Like many other schools in New Hampshire, Mike’s middle school has decided on a hybrid model. Mike told me that “Students will go to school two days a week (either Monday and Thursday, or Tuesday and Friday) and then be expected to complete self-directed reinforcement activities out of school another two days of the week.” Wednesdays are reserved for thorough cleaning and remote learning. Parents can also choose a fully remote option.   

When asked if he was up to the challenge Mike said, “I don’t think I’ll know if I’m up for the challenge until we get there and see how things play out. I mean, I love teaching more than anything in the world, and the team I work with is incredibly talented, highly trained, and very committed and determined individuals. If anyone can make this work, we can.” Later on, in the discussion he went on to say “I feel at ease in the classroom, confident, I know what I’m doing. But I was in the grocery store the other day, and there were more people in there than I felt comfortable with, and I started to get really anxious.” When thinking about his students Mike said, “Face masks for everyone will dramatically reduce our ability to communicate effectively; keeping our distance from each other will be extremely difficult to maintain, and could erode the sense of community we try so hard to engender in our students.” When talking about his students Mike explains that his students have less tolerance for frustration, and they experience serious anxiety. Some of the interventions they use, such as quiet conversations and back rubs require being up close and personal. Mike explains further that altering a student’s environment quickly is sometimes necessary, “Students are more likely to allow themselves to be vulnerable, be more honest about their behaviors, and will be more open to resolution. That might mean moving the students, or, if they’re really heightened and can’t be moved, removing the rest of the class. What’s that going to look like under COVID conditions?”   
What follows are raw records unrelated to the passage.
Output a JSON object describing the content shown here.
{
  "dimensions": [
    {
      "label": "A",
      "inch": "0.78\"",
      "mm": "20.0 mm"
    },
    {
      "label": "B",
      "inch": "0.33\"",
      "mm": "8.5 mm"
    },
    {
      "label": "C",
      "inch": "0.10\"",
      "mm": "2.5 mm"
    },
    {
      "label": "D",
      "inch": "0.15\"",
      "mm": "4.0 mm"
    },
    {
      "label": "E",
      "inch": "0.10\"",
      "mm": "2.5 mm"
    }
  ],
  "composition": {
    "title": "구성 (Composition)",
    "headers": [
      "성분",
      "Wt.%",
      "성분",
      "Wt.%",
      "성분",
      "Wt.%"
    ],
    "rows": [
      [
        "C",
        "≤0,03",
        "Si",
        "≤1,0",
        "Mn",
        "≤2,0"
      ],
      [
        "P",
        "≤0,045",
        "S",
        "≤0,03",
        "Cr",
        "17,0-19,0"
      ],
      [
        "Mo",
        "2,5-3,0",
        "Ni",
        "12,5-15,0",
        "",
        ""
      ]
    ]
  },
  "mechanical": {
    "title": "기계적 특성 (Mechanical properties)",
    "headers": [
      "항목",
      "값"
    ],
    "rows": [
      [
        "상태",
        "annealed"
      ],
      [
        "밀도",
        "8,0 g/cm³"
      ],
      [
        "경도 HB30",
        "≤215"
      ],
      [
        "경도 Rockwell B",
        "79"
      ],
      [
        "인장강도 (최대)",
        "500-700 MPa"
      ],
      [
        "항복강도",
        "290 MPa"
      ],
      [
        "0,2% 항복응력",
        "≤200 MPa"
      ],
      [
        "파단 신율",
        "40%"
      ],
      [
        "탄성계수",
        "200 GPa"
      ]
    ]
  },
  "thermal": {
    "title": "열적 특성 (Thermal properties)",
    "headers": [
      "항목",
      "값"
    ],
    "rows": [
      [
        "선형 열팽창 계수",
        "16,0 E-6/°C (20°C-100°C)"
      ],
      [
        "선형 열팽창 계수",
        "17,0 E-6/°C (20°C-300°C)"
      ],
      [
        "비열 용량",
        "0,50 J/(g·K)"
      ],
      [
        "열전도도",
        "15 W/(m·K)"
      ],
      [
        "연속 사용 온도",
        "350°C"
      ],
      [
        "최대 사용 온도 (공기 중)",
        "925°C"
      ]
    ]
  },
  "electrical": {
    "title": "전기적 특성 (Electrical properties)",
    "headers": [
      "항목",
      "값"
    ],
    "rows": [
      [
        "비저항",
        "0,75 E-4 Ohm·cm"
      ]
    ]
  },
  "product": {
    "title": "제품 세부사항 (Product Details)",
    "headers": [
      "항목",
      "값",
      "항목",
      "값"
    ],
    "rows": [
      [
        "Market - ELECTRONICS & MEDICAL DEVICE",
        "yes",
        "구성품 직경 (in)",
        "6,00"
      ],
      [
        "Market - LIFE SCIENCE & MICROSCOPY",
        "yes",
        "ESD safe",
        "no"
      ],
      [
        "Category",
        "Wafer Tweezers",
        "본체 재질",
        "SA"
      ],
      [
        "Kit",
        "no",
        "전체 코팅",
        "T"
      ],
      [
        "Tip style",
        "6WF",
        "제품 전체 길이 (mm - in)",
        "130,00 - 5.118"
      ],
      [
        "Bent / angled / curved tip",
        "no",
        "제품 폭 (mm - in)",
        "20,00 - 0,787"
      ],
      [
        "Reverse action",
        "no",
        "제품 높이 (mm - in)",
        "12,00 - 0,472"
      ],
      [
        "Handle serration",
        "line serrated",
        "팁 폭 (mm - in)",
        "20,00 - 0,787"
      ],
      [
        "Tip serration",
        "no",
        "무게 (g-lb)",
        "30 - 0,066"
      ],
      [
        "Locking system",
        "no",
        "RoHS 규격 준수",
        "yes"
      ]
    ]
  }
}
When I asked Mike what he thought his biggest challenge will be this year, his answer did not surprise me at all. “The most challenging part for me will be planning. It always is, but this year will be even more difficult. Right now, I have more questions than answers, in large part because I’m getting new information almost daily from the district and from the union. Who will be in which cluster? Those groupings will significantly influence planning.” 

“I think I’m going to need a lot of support from my team, and they’ll need the same from me. And I know that we’ll do that for each other. We’re very tight knit and we know each other well enough to anticipate where, when, and how to assist one another.” Mike expressed the need for patience and understanding from parents and the general public. He is also concerned about the need to have administrators be very accessible. He made sure I understood that their jobs are already very difficult, and COVID-19 was only going to make things that much more complicated for them. “We’re going to be rolling out an entirely novel approach to learning in the fall. There are going to be some bumps along the way.” 

In every question, Mike answered his compassion and love for his students came through loud and clear. So much so that he made me miss being a classroom teacher, and I really want to see him in action someday. Mike says, “Kids have a deep capacity for empathy, and they want to contribute to their communities in positives ways. Their buy-in here is absolutely necessary to getting this right.” He also said, “I am looking forward to seeing my students more than anything. I wish there were a way to communicate just how amazing my kids are.”  

From where I sit … I’ve seen and read a lot of news stories about dedicated and enthusiastic teachers who are going above and beyond to help their students learn during the pandemic. I know Mike has that part down. When I was a teacher one of my goals for the school year was to always look for teachable moments during the school day. I think that there are many teachable moments brought about by COVID-19, especially when it comes to issues like citizenship. I think this experience can bring out the best in everyone, especially teachers because this situation may help them be a little more creative and think outside the box when developing lesson plans for their students. Remember to thank the teachers in your life … from a distance.